Ser arte - Revista Esquinas

Ser arte

Por Malu Mões : janeiro 22, 2019

Foto por: Calvin Craig / Unsplash

Tudo pulsa. O ser entra em êxtase, aguardando o código que dará início a sua apresentação

Suavemente são puxadas para lados opostos duas cortinas. No meio do palco, holofotes iluminam um corpo, vários corpos, diversos corpos representados em um único. A luz amarelada e forte faz com que o corpo sue, ultrapassando seus rotineiros 36°C. A pequena gotícula que escorre pelo corpo performático demonstra a composição majoritária de água daquele organismo.
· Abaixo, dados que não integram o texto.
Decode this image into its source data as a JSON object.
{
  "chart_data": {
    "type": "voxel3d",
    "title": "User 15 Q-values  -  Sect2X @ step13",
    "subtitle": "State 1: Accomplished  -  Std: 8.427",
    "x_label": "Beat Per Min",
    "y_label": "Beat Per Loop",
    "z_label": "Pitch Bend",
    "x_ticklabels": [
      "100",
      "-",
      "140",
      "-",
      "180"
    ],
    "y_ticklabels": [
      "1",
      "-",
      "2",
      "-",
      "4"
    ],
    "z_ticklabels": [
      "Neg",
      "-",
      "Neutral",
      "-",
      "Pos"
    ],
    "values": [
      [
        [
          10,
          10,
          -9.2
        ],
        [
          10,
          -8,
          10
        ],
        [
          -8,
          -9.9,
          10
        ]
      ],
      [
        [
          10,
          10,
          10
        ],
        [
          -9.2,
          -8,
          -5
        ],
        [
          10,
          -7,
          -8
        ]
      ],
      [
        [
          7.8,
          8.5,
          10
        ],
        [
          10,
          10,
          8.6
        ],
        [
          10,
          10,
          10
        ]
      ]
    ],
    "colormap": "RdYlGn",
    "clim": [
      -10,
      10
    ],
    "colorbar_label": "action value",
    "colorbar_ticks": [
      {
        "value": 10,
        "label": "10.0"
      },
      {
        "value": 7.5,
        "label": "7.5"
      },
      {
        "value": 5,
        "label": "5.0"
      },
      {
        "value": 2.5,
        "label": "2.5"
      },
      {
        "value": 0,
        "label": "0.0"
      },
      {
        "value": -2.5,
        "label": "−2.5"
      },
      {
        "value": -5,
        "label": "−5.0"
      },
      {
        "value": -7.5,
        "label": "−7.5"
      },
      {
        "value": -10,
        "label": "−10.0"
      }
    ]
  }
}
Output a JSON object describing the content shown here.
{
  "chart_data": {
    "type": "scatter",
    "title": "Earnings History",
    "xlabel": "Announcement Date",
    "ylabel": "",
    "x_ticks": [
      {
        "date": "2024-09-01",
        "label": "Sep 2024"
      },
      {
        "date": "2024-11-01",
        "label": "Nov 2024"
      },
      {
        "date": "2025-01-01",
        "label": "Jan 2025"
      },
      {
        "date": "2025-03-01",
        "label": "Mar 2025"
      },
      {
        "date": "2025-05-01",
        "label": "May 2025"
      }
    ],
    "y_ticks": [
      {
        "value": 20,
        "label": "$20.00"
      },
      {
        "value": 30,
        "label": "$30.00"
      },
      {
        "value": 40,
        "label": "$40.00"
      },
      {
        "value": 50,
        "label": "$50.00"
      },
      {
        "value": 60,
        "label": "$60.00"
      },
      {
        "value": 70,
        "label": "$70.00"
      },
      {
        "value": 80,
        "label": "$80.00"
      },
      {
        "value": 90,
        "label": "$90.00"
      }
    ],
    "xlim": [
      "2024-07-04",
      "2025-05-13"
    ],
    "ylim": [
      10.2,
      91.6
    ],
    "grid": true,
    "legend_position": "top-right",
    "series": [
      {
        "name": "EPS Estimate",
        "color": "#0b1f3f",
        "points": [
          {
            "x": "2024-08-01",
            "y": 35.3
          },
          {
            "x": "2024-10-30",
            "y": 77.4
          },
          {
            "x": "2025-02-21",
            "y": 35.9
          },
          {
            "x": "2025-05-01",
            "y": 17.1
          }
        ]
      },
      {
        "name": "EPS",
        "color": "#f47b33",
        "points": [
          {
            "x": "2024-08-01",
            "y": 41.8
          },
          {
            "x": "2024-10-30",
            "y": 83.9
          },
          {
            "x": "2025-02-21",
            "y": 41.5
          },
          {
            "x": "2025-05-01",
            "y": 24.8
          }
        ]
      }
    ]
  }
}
Sangue, veias, tecidos, órgãos, músculos, ossos, pele. Tudo pulsa. O ser entra em êxtase, aguardando o código que dará início a sua apresentação. É movimento. Cresce e diminui, seguindo a respiração do indivíduo. A transpiração agrega-se aos diferentes cheiros, mas isso não importa. Nada importa além da função artística que aquele corpo irá exercer.

Corpos de cores, tamanhos, formatos e papéis variados. Artes dos mais diferentes tipos, linguagens, ritmos, materiais. Unidos – e separados – por um sistema biológico. Unidos por mão dadas, com dedos entrecruzados, que gritam resistência em seu ato artístico. Por pés carnudos, com a pele grossa e áspera que sustenta o peso dos corpos sobre o chão. Por músculos duros de tanto esforço que foi despendido. Fibras e tendões sendo puxados, tensionados, esticados. Os dedos tortos dos pés e das mãos, em posições que aparentam suavidade, gritam de dor, implorando para que sua dona altere a posição. O som de estalo de ossos que não aguentam mais a espera.

E inicia-se a arte. Inicia-se a dança. Inicia-se a atuação. Inicia-se a música. Inicia-se a pintura. Inicia-se o texto. Inicia-se o pixo.

Meu corpo. Tons entre laranja, rosa e branco. Pele flácida. Pouca gordura. Músculos fracos. Textura lisa. Toques sutis e desastrados. Cheiro de sabonete, misturado com o azedo do suor. Ondas do cabelo castanho curto fazendo cócegas na testa, nas orelhas e na nuca. Ossos exageradamente aparentes. Corpo torto. Coluna curvada quase aparentando o esqueleto de um dinossauro de tão exposta e inclinada. Um metro e 64 centímetros, mas a magreza exacerbada traz a sensação de ser mais longa. Magrela e frágil, prestes a quebrar.

Estou me sustentando em uma barra de inox, com os músculos tensionados, o abdômen fazendo mais força do que qualquer outra parte do meu ser, as mãos agarrando-se no objeto como se a queda fosse inevitável. A mão agarrada no pincel com toda a firmeza que possuo, para deixar o traço reto e fino. O mindinho, o anelar e uma parte da palma da mão encostados na parede rugosa e ainda branca. Essa parte da minha mão intacta enquanto os dedos que sobraram delicadamente valsam com o pincel para dar forma à criação que vem em minha mente. A baqueta está entre meu polegar e indicador – algumas farpas de madeira entram sobre a face rósea de meus dedos – enquanto meu braço movimenta-se graciosamente pelo corpo do instrumento que seguro no colo. Batidas determinadas exercidas por meu pulso. Meu corpo desorganizado, com as pernas cruzadas sobre uma cadeira de escritório de plástico. Dor na lombar, mas principalmente na junção do ombro com meu pescoço. Dor de quem pare palavras em uma tela branca de computador. Meu corpo parindo este texto. Meu corpo criando arte.

Ser arte, resistência, tensão. Tela em branco preenchida por inúmeros significados, expressões, movimentos, intenções. Objeto-estático transformado em ser vivo, objeto que outros acham que tem posse, mas que é reivindicado por sua verdadeira dona, ocupação, arte, corpo. Corpo.